Je vois chez vous un bel équilibre…
Je suis un trapéziste avec un filet très épais. La vulnérabilité me touche mais elle m’est étrangère. Mes principes s’opposent violemment à ça, j’ai un instinct de conservation tragique. C’est ma nature. Et puis, il y a autre chose. Vous savez quoi, Carla ? J’ai un grand problème dans la vie : c’est l’indifférence. Quelquefois, je donne des coups de pied dans le derrière contre ça… Mais elle ne m‘épargne pas non plus : je ne suis jamais complaisant avec moi-même. En même temps, il n’y a guère de raisons de se plaindre, non ? Nous possédons, vous et moi, quelques privilèges qui font que notre réalité est différente de la moyenne. Nous ne sommes pas des randonneurs du quotidien. Nos vies sont stylisées…
J’ai l’impression que votre équilibre vient de votre enfance. Vous avez été très aimé...
Oui, d’une façon presque pas nette : j’avais des sœurs et des demi-sœurs mais mes parents n’aimaient que moi. J‘étais le centre du monde, c‘était génial. Mes sœurs étaient dans des pensionnats, moi, je faisais ce que je voulais. Pourtant, je haïssais l’enfance et je n’avais qu’une idée en tête : la quitter et devenir adulte. À 6 ans, je parlais allemand, français et anglais. Mes parents me paraissaient idéaux, ce sont les parents des autres qui ne me rassuraient pas. Pourtant, les gens disaient que ma mère était cruelle ; mais elle était bien pire : elle était ironique.
Était-elle belle ?
Elle trouvait qu’elle était la plus belle femme du monde. Elle avait quelque chose que personne n’avait, elle était arrogante et rigolote à la fois, odieuse, mais ça plaisait beaucoup.

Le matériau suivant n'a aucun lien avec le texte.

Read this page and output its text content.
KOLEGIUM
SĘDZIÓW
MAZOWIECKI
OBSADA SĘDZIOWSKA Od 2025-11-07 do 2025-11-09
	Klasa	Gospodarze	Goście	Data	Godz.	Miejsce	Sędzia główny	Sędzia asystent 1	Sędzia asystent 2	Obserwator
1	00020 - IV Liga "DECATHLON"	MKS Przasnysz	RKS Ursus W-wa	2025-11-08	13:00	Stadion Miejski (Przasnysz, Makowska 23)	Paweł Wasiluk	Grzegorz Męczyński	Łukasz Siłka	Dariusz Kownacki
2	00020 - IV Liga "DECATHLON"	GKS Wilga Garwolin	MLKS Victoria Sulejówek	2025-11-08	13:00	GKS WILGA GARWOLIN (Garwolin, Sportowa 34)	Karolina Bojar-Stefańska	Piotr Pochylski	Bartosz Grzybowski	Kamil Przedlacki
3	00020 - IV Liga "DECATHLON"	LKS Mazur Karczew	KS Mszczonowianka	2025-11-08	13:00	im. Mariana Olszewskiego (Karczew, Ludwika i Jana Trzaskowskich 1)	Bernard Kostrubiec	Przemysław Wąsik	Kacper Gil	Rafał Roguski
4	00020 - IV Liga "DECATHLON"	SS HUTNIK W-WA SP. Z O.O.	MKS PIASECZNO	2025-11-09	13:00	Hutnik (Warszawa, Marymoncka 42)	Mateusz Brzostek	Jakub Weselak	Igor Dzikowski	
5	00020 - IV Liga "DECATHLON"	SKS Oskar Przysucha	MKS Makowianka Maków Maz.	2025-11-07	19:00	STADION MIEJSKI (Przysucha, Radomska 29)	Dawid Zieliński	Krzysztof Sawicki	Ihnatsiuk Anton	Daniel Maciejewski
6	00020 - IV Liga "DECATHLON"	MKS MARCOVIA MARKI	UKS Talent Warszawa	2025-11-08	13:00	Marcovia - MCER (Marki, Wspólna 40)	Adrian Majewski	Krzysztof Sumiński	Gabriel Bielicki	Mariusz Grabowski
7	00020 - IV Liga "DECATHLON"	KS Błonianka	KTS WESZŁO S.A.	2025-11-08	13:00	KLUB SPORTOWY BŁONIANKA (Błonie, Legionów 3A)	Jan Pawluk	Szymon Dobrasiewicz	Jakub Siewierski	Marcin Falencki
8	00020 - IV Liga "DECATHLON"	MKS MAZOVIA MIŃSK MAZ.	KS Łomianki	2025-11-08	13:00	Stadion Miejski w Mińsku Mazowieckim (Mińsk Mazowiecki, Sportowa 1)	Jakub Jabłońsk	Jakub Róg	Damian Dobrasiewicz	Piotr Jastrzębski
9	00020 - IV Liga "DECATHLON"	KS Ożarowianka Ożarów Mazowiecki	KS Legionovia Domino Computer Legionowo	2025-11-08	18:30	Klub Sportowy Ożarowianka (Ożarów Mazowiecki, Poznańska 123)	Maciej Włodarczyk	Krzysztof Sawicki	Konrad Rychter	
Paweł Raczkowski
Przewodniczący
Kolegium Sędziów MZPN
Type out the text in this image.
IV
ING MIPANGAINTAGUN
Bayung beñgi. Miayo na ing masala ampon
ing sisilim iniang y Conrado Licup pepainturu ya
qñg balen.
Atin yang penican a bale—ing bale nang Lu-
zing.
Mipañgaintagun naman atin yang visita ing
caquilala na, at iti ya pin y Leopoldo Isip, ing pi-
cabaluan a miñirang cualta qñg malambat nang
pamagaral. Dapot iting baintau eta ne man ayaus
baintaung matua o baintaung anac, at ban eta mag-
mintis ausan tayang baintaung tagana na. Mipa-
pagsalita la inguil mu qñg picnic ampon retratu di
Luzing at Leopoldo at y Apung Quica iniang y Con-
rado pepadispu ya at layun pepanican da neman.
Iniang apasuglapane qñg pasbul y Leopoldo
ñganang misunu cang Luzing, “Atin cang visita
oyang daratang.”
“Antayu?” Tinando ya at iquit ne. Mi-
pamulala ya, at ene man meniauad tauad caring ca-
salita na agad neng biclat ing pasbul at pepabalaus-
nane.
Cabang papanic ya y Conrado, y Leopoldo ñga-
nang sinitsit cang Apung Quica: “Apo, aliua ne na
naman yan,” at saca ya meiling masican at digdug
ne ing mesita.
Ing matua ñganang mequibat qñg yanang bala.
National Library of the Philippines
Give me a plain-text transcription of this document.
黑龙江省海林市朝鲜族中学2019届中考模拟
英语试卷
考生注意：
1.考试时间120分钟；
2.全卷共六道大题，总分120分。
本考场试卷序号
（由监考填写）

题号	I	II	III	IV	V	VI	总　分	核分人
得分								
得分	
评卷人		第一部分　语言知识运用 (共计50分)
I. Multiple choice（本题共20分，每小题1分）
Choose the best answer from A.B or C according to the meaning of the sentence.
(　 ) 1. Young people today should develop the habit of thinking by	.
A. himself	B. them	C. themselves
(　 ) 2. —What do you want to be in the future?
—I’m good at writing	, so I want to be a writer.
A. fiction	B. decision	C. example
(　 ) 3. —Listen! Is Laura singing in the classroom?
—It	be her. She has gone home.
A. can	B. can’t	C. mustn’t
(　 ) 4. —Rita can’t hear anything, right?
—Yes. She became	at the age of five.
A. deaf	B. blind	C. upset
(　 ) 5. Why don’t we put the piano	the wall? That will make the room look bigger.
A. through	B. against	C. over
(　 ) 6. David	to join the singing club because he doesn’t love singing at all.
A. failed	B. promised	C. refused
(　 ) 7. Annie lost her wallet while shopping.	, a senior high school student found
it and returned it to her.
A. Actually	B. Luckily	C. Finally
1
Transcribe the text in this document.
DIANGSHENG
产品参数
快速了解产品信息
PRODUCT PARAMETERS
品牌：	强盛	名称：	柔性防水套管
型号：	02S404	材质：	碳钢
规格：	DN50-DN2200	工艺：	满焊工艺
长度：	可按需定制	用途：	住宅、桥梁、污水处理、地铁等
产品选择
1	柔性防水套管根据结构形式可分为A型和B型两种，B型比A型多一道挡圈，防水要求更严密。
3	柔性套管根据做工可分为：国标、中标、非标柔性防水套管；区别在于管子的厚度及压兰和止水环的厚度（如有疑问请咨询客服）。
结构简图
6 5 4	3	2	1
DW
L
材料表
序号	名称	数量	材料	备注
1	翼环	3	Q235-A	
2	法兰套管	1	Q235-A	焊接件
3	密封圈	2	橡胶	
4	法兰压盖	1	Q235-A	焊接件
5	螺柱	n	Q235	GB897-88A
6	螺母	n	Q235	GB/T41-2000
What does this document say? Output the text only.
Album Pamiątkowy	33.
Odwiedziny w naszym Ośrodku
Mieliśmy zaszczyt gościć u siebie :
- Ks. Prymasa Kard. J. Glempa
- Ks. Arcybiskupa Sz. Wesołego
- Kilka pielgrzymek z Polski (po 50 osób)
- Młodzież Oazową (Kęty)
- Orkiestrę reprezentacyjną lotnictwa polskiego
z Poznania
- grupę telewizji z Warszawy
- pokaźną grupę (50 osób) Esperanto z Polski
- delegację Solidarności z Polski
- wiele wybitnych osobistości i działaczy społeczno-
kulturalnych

Elle ne faisait jamais rien pour personne, je ne l’ai jamais entendue dire merci, mais elle possédait le charme de pouvoir transformer n’importe qui en esclave. On luttait pour lui plaire. C’est pour ça que je parle si vite. Elle me répétait : «Pour les conneries que tu as à dire, parle plus vite, on n’a pas de temps à perdre.» De la même façon, quand je racontais une histoire – j‘étais bavard -, il fallait que je termine avant qu’elle ne gagne la porte puisqu’elle ne voulait pas m‘écouter. C’est ainsi que mon débit s’est tellement accéléré.
J’imagine que ses méthodes auraient pu en traumatiser d’autres, pas moi. Ma sœur, ma mère la trouvait mignonne enfant ; un jour, elle a dû la trouver tarte et ne s’est plus intéressée à elle. Elle vit en Amérique avec plein d’enfants, je ne la vois presque jamais. Une autre est morte. Née sous une mauvaise étoile, tout ce qu’elle touchait ratait, cinq maris dont quatre de trop…
Aujourd’hui, je vois ma mère très proche de mon petit garçon. Mais lorsque nous étions enfants, mes parents étaient incroyablement occupés et ne se souciaient pas de nous… Ce qui n’est pas si mal puisqu’il a fallu puiser ailleurs…
Votre mère est d’une génération et d’un milieu où on ne s’occupait pas trop des enfants et c’est une bonne chose. Moi, c’est ma nature puritaine qui me tient, cela a peu à voir avec mon éducation mais beaucoup avec ma colonne vertébrale prussienne : on ne peut pas sauter par-dessus sa propre ombre…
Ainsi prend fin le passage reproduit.